- 1802 Okunma
- 0 Yorum
- 0 Beğeni
Abdulhadi BAY ile röpörtaj yazımız / Öğrenmenin Sınırı ve Sonu Yoktur
Kumru Dergisi sahibi Avukat Abdulhadi Bay, yıllarca öğrencilere ders verdiğini ancak, kendisininde yaşamı boyunca hep bir öğrenci gibi yaşadığını söyledi. Hayatta öğrenmenin yaşının olmadığını dile getiren Bay, hayatındaki tüm detayları önemli örneklerle dile getirdi.
Haftanın konuğu köşemize gönül kapılarını açan sanat ve edebiyat aşığı Abdulhadi Bay, çoğu zaman duygularını şiirle kaleme alıyor.
Evet. Bu hafta sizlere Gaziantep’imizde yaşayan bir değerden; Öğretmen kökenli, Hukukçu, “Kumru” Tarih/Kültür/Edebiyat Dergisi sahibi bir şairimizi, değerli hocam Avukat Abdulhadi BAY’ı tanıtacağım;
…
Bir kez gözlerime bakarak geçtin,
Yaktığın ateşin farkında mısın?
Gönlüme kelepçe takarak geçtin,
Sen şu çilekeşin farkında mısın?
…
FARKINDA MISIN adlı Şiir kitabının, kitaba adını veren Şiirinin ilk dörtlüğü ile soruyor Şair; Gaziantep’te Hece Ustası bir Şair var!
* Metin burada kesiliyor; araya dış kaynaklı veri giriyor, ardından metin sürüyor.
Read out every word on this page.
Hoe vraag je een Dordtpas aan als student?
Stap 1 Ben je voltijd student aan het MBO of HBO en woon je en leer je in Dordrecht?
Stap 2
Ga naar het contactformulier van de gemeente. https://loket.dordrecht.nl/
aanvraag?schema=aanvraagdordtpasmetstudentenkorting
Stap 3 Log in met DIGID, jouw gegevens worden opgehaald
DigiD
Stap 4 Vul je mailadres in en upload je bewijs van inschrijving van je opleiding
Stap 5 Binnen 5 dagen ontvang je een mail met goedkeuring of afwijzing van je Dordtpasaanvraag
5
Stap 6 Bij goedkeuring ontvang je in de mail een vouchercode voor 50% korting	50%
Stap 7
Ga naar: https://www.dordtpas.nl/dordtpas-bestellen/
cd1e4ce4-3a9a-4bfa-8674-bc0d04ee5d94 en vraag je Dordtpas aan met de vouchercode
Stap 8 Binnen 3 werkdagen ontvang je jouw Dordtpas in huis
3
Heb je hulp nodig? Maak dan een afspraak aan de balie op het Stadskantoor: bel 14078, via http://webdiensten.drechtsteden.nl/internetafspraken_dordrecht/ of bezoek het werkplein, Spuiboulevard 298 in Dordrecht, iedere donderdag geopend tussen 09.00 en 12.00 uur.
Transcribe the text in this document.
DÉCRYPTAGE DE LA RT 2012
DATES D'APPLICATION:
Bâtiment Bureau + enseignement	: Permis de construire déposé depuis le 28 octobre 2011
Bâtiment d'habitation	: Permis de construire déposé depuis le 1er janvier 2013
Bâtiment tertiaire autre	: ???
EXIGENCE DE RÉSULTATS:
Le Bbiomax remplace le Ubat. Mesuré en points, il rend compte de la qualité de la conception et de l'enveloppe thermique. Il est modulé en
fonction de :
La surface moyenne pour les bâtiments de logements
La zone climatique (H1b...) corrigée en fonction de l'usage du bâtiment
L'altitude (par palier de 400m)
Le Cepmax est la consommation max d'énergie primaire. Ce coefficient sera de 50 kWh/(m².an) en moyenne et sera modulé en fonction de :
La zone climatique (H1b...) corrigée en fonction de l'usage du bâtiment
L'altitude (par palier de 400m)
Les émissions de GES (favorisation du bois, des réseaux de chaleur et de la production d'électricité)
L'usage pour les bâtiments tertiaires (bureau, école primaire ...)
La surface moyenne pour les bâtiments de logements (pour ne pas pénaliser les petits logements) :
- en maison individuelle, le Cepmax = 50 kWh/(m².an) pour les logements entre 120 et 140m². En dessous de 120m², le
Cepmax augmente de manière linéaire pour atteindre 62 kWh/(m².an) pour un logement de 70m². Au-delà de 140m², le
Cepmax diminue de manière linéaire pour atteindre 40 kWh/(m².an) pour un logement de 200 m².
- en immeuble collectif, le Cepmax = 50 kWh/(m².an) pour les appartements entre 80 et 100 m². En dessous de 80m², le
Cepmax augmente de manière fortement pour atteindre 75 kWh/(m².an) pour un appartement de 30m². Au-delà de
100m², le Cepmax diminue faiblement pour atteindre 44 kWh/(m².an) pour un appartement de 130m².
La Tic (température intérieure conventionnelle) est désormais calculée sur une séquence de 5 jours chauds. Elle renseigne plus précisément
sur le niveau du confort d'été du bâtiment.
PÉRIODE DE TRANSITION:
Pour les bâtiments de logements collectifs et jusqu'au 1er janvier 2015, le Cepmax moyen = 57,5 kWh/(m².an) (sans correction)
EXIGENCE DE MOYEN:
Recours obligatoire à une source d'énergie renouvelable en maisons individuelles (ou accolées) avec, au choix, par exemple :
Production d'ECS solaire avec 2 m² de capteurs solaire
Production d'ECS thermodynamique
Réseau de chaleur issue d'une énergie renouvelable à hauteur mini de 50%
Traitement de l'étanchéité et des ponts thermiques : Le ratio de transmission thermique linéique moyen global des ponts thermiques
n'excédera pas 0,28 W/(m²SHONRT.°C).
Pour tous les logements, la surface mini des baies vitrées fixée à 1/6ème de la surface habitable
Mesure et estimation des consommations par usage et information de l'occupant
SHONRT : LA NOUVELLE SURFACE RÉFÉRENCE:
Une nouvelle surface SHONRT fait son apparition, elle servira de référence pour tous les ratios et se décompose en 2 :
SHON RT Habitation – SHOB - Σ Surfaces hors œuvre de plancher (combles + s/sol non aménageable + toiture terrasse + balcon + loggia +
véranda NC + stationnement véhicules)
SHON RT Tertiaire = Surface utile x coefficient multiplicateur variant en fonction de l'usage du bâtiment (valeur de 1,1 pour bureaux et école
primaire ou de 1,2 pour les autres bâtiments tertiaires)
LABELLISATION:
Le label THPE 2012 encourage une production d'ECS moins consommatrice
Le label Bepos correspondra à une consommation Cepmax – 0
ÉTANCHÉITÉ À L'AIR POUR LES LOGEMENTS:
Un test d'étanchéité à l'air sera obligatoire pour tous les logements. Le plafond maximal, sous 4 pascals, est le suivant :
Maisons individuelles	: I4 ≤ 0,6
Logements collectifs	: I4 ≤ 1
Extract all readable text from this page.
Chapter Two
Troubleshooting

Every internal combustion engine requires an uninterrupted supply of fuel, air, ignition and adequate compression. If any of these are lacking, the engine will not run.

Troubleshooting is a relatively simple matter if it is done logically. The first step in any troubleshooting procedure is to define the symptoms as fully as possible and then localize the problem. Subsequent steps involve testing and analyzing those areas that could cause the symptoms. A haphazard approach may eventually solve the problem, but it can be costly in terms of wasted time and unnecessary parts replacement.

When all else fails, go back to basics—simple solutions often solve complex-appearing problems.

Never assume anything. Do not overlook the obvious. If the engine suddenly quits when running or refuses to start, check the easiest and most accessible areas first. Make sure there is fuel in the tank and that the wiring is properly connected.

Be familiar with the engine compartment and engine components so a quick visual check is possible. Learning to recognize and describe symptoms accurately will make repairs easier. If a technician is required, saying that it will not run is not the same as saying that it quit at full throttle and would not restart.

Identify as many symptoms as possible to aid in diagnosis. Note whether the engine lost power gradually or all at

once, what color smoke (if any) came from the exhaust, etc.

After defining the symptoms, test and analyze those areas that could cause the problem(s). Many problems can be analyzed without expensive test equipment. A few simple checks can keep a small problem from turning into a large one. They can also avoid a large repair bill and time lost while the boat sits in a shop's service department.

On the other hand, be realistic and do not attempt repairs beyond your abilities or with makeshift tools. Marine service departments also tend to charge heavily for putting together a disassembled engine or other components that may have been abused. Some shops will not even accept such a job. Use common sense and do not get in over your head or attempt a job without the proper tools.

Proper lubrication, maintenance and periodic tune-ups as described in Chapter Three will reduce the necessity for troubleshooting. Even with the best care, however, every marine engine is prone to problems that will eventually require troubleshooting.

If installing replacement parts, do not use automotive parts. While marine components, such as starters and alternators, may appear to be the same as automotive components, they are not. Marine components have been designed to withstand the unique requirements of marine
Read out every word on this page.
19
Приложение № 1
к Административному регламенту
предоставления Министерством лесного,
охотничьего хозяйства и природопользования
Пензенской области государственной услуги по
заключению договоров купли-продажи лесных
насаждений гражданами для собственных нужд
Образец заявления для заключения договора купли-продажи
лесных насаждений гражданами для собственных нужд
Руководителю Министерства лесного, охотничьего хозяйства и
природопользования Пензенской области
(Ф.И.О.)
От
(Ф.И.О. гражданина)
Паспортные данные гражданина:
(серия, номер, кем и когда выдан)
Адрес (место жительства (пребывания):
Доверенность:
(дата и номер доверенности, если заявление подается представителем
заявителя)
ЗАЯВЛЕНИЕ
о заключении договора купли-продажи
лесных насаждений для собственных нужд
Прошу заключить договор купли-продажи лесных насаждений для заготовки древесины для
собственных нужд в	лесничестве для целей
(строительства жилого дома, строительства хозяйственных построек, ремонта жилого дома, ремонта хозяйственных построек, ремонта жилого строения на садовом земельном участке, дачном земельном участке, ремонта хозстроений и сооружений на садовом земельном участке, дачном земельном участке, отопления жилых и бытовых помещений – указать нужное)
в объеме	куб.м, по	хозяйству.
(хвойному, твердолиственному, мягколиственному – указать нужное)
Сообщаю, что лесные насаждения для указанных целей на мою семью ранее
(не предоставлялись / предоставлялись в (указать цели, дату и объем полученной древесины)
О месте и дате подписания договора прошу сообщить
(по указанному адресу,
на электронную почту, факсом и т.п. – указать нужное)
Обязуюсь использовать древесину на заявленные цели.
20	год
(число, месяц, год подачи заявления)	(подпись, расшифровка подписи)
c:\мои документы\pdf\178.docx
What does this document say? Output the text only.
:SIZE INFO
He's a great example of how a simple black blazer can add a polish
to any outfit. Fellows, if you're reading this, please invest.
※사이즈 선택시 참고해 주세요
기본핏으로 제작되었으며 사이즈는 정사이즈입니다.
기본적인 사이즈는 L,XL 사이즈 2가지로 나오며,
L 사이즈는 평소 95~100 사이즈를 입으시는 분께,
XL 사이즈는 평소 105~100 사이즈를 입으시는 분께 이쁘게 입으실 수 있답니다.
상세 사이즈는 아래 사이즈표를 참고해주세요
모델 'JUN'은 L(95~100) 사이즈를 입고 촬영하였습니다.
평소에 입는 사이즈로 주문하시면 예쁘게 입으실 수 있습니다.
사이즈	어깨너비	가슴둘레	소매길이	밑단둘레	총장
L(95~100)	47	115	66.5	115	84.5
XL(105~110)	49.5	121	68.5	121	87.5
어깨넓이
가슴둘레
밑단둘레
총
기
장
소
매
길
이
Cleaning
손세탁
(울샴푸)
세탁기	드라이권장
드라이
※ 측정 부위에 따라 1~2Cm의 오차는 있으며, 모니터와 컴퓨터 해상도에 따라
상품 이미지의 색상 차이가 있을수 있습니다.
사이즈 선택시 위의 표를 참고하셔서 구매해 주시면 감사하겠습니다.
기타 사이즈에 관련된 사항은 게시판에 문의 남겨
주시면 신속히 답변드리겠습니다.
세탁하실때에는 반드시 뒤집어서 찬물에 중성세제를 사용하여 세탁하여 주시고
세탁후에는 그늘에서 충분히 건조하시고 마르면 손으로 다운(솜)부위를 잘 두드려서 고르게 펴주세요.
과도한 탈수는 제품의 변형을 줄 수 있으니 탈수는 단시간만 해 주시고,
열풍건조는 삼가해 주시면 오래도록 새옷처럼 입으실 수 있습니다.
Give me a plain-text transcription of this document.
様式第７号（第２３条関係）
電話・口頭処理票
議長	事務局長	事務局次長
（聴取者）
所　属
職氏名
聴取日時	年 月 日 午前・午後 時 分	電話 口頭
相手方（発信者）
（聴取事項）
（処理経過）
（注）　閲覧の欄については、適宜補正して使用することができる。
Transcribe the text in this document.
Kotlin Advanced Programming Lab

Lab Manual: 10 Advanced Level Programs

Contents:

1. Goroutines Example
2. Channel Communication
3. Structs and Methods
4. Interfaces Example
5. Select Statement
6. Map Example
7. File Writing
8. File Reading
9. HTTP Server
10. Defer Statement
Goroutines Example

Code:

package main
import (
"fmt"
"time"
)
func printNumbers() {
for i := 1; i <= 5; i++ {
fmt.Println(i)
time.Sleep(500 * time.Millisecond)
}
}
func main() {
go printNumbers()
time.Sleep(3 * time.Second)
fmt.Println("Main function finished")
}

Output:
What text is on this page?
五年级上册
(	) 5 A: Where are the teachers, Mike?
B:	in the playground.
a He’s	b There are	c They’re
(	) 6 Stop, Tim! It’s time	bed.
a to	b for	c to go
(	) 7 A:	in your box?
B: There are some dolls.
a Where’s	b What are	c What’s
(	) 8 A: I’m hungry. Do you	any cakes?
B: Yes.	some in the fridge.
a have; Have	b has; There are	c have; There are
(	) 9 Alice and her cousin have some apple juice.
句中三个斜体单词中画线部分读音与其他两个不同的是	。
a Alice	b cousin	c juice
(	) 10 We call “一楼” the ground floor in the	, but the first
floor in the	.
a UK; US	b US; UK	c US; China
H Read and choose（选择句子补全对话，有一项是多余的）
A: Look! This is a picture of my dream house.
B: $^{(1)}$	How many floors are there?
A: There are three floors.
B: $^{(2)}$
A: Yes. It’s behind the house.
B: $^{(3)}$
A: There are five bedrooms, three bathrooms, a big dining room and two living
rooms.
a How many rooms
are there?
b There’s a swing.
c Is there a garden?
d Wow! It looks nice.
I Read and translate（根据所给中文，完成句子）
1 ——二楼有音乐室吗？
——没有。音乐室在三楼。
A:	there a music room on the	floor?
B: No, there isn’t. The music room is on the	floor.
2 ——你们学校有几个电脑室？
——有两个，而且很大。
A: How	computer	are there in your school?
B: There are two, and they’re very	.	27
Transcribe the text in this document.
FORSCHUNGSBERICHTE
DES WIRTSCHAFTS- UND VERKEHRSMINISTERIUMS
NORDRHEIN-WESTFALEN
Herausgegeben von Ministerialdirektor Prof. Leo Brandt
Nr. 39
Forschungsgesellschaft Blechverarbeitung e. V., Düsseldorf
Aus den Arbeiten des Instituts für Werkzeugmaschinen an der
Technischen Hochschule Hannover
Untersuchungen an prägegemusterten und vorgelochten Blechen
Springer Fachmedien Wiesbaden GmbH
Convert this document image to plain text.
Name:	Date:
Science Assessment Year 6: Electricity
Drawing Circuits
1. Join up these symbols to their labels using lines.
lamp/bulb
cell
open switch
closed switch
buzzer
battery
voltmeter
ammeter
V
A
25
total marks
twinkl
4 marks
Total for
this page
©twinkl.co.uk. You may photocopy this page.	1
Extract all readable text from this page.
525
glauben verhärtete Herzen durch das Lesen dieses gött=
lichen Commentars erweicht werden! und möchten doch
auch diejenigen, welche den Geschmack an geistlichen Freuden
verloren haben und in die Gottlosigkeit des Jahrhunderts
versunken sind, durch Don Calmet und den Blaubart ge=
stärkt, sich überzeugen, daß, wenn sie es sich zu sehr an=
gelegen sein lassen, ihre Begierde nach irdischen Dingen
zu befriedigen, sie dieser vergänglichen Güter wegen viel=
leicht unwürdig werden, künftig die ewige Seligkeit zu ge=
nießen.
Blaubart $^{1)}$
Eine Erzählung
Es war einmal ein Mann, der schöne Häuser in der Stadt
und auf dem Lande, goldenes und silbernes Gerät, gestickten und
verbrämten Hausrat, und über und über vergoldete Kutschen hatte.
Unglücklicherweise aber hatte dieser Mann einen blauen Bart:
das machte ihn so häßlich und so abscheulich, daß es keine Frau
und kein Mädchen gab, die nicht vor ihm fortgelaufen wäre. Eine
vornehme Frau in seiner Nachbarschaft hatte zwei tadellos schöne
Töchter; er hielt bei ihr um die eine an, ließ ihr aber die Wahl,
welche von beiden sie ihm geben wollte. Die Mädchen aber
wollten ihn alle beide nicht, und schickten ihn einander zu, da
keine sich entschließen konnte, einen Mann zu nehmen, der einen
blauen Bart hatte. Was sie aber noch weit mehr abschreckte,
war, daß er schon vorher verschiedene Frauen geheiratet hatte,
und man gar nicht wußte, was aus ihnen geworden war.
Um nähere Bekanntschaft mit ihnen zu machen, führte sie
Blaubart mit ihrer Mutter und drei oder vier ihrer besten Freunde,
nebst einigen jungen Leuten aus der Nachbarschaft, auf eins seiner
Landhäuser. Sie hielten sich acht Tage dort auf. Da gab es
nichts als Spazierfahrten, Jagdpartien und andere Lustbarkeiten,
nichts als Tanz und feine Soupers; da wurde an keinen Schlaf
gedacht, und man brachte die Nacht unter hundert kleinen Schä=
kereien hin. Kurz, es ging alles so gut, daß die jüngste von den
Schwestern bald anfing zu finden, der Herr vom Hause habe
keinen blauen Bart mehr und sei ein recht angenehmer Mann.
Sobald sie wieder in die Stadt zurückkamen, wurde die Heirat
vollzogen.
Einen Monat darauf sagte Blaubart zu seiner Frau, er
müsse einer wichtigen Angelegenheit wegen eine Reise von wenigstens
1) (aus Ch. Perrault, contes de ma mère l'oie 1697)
Farkında mısınız? Şairimizi tanıyalım;
A.Hadi BAY kimdir?
13.10.1959 yılında Gaziantep’te doğdu. İlkokulu Gaziantep Şahinbey ilçesine bağlı Kumru Hamurkesen Köyü’nde, ortaokul ve liseyi de Gaziantep merkezde okudu. Liseden sonra sırası ile; Isparta Eğitim Enstitüsü Matematik Bölümü, Anadolu Üniversitesi İktisat Bölümü ve Ankara Üniversitesi Hukuk Fakültesi’nde okudu. Halen Edebiyat Fakültesi 3. Sınıfta okumaktadır. Zirve Üniversitesi’nde Kamu Hukuku Dalında Yüksek Lisans yapan Şair; “Resmi Belgede Sahtecilik” konulu Tez hazırlamaktadır. Memuriyet hayatına Burdur Bucak Endüstri Meslek Lisesi’nde Matematik Öğretmeni olarak başladı. Bir süre Matematik Öğretmenliği ile serbest Avukatlığı birlikte yürüttü. Bir süre de, Gaziantep İl Milli Eğitim Müdürlüğü’nde Hukuk Danışmanlığı görevinde bulundu. Yerel gazete ve dergilerde yazarlık yapmaktadır. Şiirleri; Olaya Bakış Gazetesi’nde, Gaziantep Gazetesi’nde ve Türkiyem Gazetesi’nde yayınlanmakta, Haber Postası Gazetesi’nde ise hem şiir hem yazıları yayınlanmaktadır. Aynı zamanda Gaziantep Kültür Sanat Edebiyat Derneği( GASED)nin üyesidir. Hala Gaziantep’te serbest avukat olarak çalışmaktadır. “Kumru” adında Tarih Kültür Sanat ve Edebiyat dergisinin sahibidir. 17. sayısı çıkacak olan derginin, "kumrudergisi.com"’u hazırlayıp hayata geçirmiş, Edebiyat sitesinde Türkiye’den ve yurt dışı birçok Ülkeden Şairlerin şiirleri bu platformda da yayınlanmaktadır, ayrıca Şairin edebiyatdefteri.com. / antoloji.com edebiyat sitelerinde de şiirleri bulunmaktadır.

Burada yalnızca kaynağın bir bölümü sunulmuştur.